星野鉄郎が、メーテルと共に銀河鉄道999号に乗って宇宙を旅してから2年後。地球は荒廃し、機械化人と生身の人間との戦いが激化していた。メーテルの音声メッセージを受け取った鉄郎は、仲間のサポートを得て機械化人の追撃を振り切り、再び999号に乗って宇宙へと旅立つ。

劇場版『銀河鉄道999』から2年後に公開された続編にして完結編になり、劇中の時間軸も2年後になっている。前作はその大半が原作やテレビ版の構成を踏襲しているが、本作はオリジナルのストーリーだ。鉄郎は15歳から17歳になり、幾分か表情が引き締まっている。

前作からわずか2年で、地球をはじめ宇宙の様相は大きく変わってしまっている。超未来的都市だったメガロポリスは瓦礫の山と化し、銀河鉄道が正常に機能しているかも危うい状態。鉄郎がなんとか乗り込んだ999号は、発車する際にレールが次々に崩れていた。

メーテルとは惑星ヘビーメルダーの衛星ラーメタルで再会するが、メーテルの表情は暗い。そして鉄郎に、どこでもいいから降りるように伝える。この後、鉄郎は黒騎士ファウストと対峙。メッセージを利用して鉄郎を呼び寄せたのは、ファウストだった。キャプテン・ハーロックと・エメラルダスは今回も登場するが、ファウスト、鉄郎、そしてメーテルを見届けるスタンスをとっている。

主要キャストは、もちろん前作から続投。鉄郎を助け機械化人を倒すヒントを授けるアンドラード星のミヤウダーは富山敬で、前作で務めた大山トチローと似た立ち位置に。999号ウェイトレスのメタルメナは、前作でガラスのクレア役だった麻上洋子と、この継承はとても嬉しい。前作でリューズ役だった小原乃梨子は、今回アルカディア号のクルーのひとりミーメとして出演している(もともとこの人の役)。

黒騎士ファウストは江守徹で、太く低い声は後発キャラであるにもかかわらずその存在感を大きくしている。ファウストがかつてハーロックやエメラルダスの同士であり、鉄郎の父という設定は、『スター・ウォーズ』のルーク・スカイウォーカーとダース・ベイダー、オビ=ワン・ケノービの関係性を彷彿とさせる。

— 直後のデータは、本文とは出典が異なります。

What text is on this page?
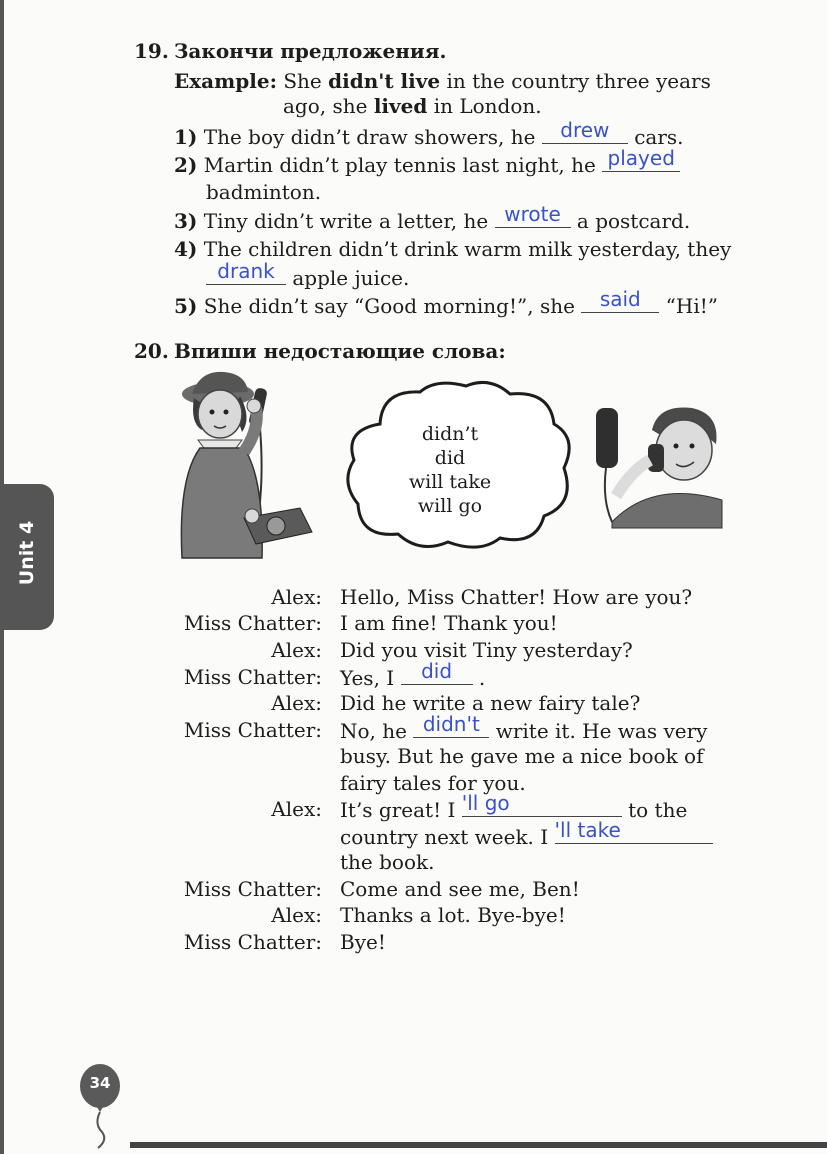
19. Закончи предложения.
Example: She didn't live in the country three years
ago, she lived in London.
1) The boy didn’t draw showers, he	drew	cars.
2) Martin didn’t play tennis last night, he played
badminton.
3) Tiny didn’t write a letter, he wrote a postcard.
4) The children didn’t drink warm milk yesterday, they
drank apple juice.
5) She didn’t say “Good morning!”, she	said	“Hi!”
20. Впиши недостающие слова:
didn’t
did
will take
will go
Alex: Hello, Miss Chatter! How are you?
Miss Chatter: I am fine! Thank you!
Alex: Did you visit Tiny yesterday?
Miss Chatter: Yes, I	did	.
Alex: Did he write a new fairy tale?
Miss Chatter: No, he didn't write it. He was very
busy. But he gave me a nice book of
fairy tales for you.
Alex: It’s great! I 'll go	to the
country next week. I 'll take
the book.
Miss Chatter: Come and see me, Ben!
Alex: Thanks a lot. Bye-bye!
Miss Chatter: Bye!
Unit 4
34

鉄郎はファウストに、地球で自分が旅立つときに後押ししてくれた老パルチザンを父と言った。その老人は、出番はわずかながら、その行動とこどばはとても重かった。機械化人に999号の線路のポイントを変えられたのを、既に被弾し瀕死状態にもかかわらずもとに戻し、鉄郎と999号を送ったシーンは、泣けてきた。演じていたのは、森山周一郎だ。ファウストは鉄郎に、それがおまえの父かと言った。

少年が大人になるというのが『999』のメインテーマと思うが、前作では母を、本作では父を、ポイントにしていたと思う。もちろん、どちらも子供にとっては欠くことのできない、そしていつかは巣立っていかなくてはならない存在だ。なので、前作だけで完結させることはせず、本作が作られたのだと思う(車掌の正体や、機械化人がどうやって造られるかを明かすという意味合いもあった)。

エンディングで、メアリー・マッグレガーが歌う『SAYONARA』が心に染みる。英語詞だがスロー調のため聞き取りやすく、日本語訳の字幕も出ている。画面右にエンドロールが流れ、左にメーテルのアップ。その目から涙が流れ、やがて前作のシーンをモノクロで映し出す。すべてが鉄郎とメーテルとのシーンで、ふたりの別れが永遠であることを示しているのだと思う。